We have developed and externally validated a risk profile for overall survival containing widely available clinical parameters. This risk profile could aid decision making in patients with multiple myeloma ineligible for stem-cell transplantation, but further external validation is required.
Medical Research Council, Novartis, Schering Health Care, Chugai, Pharmion, Celgene, Ortho Biotech, Cancer Research UK, Celgene, Merck Sharp & Dohme, and Amgen.
多发性骨髓瘤治疗的耐受性可能取决于接受治疗患者的特征。我们旨在利用常规收集的数据开发并验证一种风险模型,以预测不符合干细胞移植条件的多发性骨髓瘤患者的总生存期。
我们使用了两项针对新诊断的、不符合干细胞移植条件的多发性骨髓瘤患者进行的随机对照试验中的患者数据(英国国家癌症研究所骨髓瘤XI研究 [NCRI-XI,n = 1852] 和医学研究委员会骨髓瘤IX研究 [MRC-IX,n = 520]),来开发用于总生存期的英国骨髓瘤研究联盟风险模型(MRP)。我们使用了带有最小绝对收缩和选择算子惩罚项的多变量Cox回归。通过链式方程进行多重插补,以处理模型开发和内部验证过程中的缺失数据。MRP在NCRI-XI中进行了内部验证,并在MRC-IX中进行了外部验证。在开发的模型中估计D统计量,并根据预先设定的标准用于模型的内部和外部验证。

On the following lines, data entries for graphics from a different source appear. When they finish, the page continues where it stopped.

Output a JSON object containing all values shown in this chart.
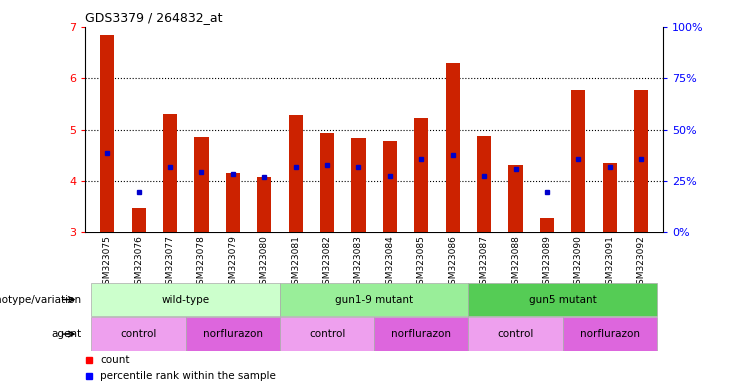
{
  "title": "GDS3379 / 264832_at",
  "samples": [
    "GSM323075",
    "GSM323076",
    "GSM323077",
    "GSM323078",
    "GSM323079",
    "GSM323080",
    "GSM323081",
    "GSM323082",
    "GSM323083",
    "GSM323084",
    "GSM323085",
    "GSM323086",
    "GSM323087",
    "GSM323088",
    "GSM323089",
    "GSM323090",
    "GSM323091",
    "GSM323092"
  ],
  "bar_values": [
    6.85,
    3.47,
    5.3,
    4.85,
    4.15,
    4.08,
    5.28,
    4.93,
    4.83,
    4.78,
    5.22,
    6.3,
    4.88,
    4.32,
    3.27,
    5.78,
    4.35,
    5.78
  ],
  "blue_y": [
    4.55,
    3.78,
    4.28,
    4.18,
    4.14,
    4.08,
    4.28,
    4.32,
    4.27,
    4.1,
    4.43,
    4.5,
    4.1,
    4.24,
    3.78,
    4.42,
    4.28,
    4.42
  ],
  "bar_color": "#cc2200",
  "blue_color": "#0000cc",
  "ylim": [
    3.0,
    7.0
  ],
  "yticks_left": [
    3,
    4,
    5,
    6,
    7
  ],
  "right_ticks_pct": [
    0,
    25,
    50,
    75,
    100
  ],
  "genotype_groups": [
    {
      "label": "wild-type",
      "start": 0,
      "end": 6,
      "color": "#ccffcc"
    },
    {
      "label": "gun1-9 mutant",
      "start": 6,
      "end": 12,
      "color": "#99ee99"
    },
    {
      "label": "gun5 mutant",
      "start": 12,
      "end": 18,
      "color": "#55cc55"
    }
  ],
  "agent_groups": [
    {
      "label": "control",
      "start": 0,
      "end": 3,
      "color": "#eea0ee"
    },
    {
      "label": "norflurazon",
      "start": 3,
      "end": 6,
      "color": "#dd66dd"
    },
    {
      "label": "control",
      "start": 6,
      "end": 9,
      "color": "#eea0ee"
    },
    {
      "label": "norflurazon",
      "start": 9,
      "end": 12,
      "color": "#dd66dd"
    },
    {
      "label": "control",
      "start": 12,
      "end": 15,
      "color": "#eea0ee"
    },
    {
      "label": "norflurazon",
      "start": 15,
      "end": 18,
      "color": "#dd66dd"
    }
  ],
  "bar_width": 0.45
}
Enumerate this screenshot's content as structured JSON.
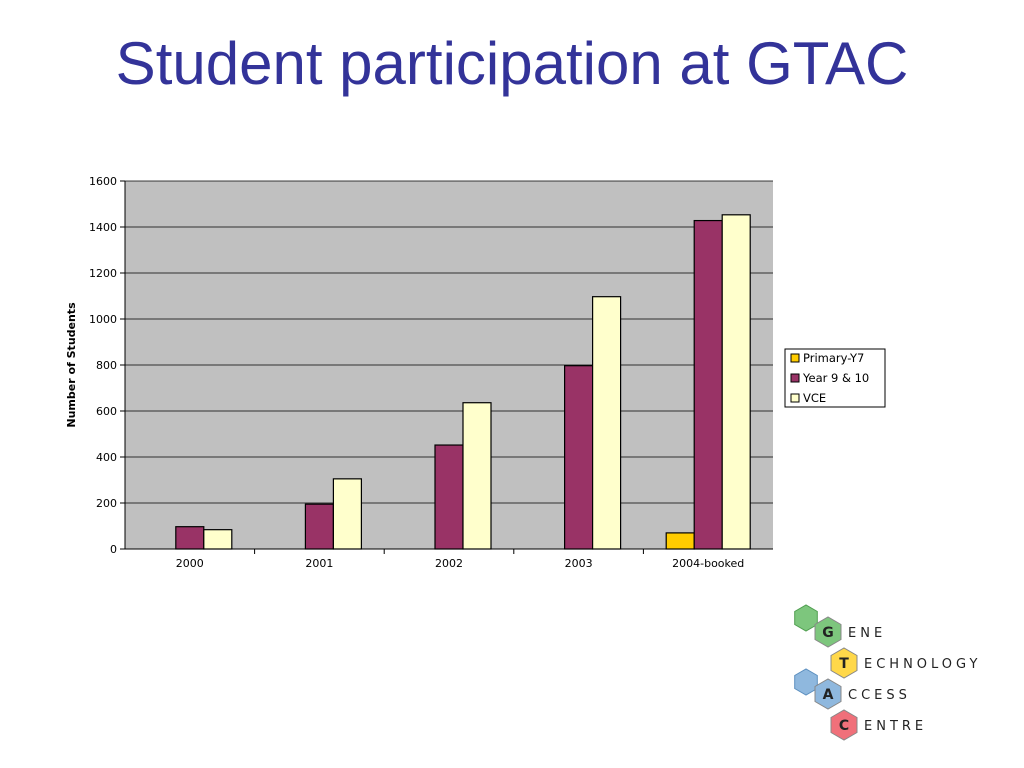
{
  "slide": {
    "title": "Student participation at GTAC"
  },
  "colors": {
    "title": "#333399",
    "plot_background": "#C0C0C0",
    "primary": "#FFCC00",
    "year9_10": "#993366",
    "vce": "#FFFFCC"
  },
  "chart_data": {
    "type": "bar",
    "categories": [
      "2000",
      "2001",
      "2002",
      "2003",
      "2004-booked"
    ],
    "series": [
      {
        "name": "Primary-Y7",
        "color": "#FFCC00",
        "values": [
          0,
          0,
          0,
          0,
          70
        ]
      },
      {
        "name": "Year 9 & 10",
        "color": "#993366",
        "values": [
          97,
          195,
          452,
          797,
          1428
        ]
      },
      {
        "name": "VCE",
        "color": "#FFFFCC",
        "values": [
          84,
          305,
          636,
          1097,
          1453
        ]
      }
    ],
    "ylabel": "Number of Students",
    "xlabel": "",
    "ylim": [
      0,
      1600
    ],
    "yticks": [
      "0",
      "200",
      "400",
      "600",
      "800",
      "1000",
      "1200",
      "1400",
      "1600"
    ],
    "grid": true,
    "legend_position": "right"
  },
  "logo": {
    "rows": [
      {
        "letter": "G",
        "rest": "ENE",
        "color": "#7DC67D"
      },
      {
        "letter": "T",
        "rest": "ECHNOLOGY",
        "color": "#FFD84A"
      },
      {
        "letter": "A",
        "rest": "CCESS",
        "color": "#8FB8DE"
      },
      {
        "letter": "C",
        "rest": "ENTRE",
        "color": "#F0707A"
      }
    ]
  }
}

MRP包括世界卫生组织体能状态、国际分期系统、年龄和C反应蛋白浓度作为预后变量。MRP对总生存期具有预后价值,并在NCRI-XI中成功进行了内部验证,在MRC-IX中进行了外部验证(D统计量,NCRI-XI:0·840 [95%CI 0·718 - 0·963],MRC-IX:0·654 [0·497 - 0·811])。定义低风险、中风险和高风险患者的MRP分组与无进展生存期和早期死亡率相关。基线时方案剂量交付百分比的降低和生活质量与风险增加相关。MRP分组在接受不同治疗组合的患者以及根据英国和国际骨髓瘤工作组定义的基因高危疾病患者中仍具有预后价值。
我们开发并在外部验证了一种包含广泛可用临床参数的总生存期风险模型。这种风险模型可为不符合干细胞移植条件的多发性骨髓瘤患者的决策提供帮助,但需要进一步的外部验证。
医学研究委员会、诺华、先灵葆雅医疗保健、中外制药、法玛新、新基、奥多生物科技、英国癌症研究中心、新基、默克雪兰诺和安进。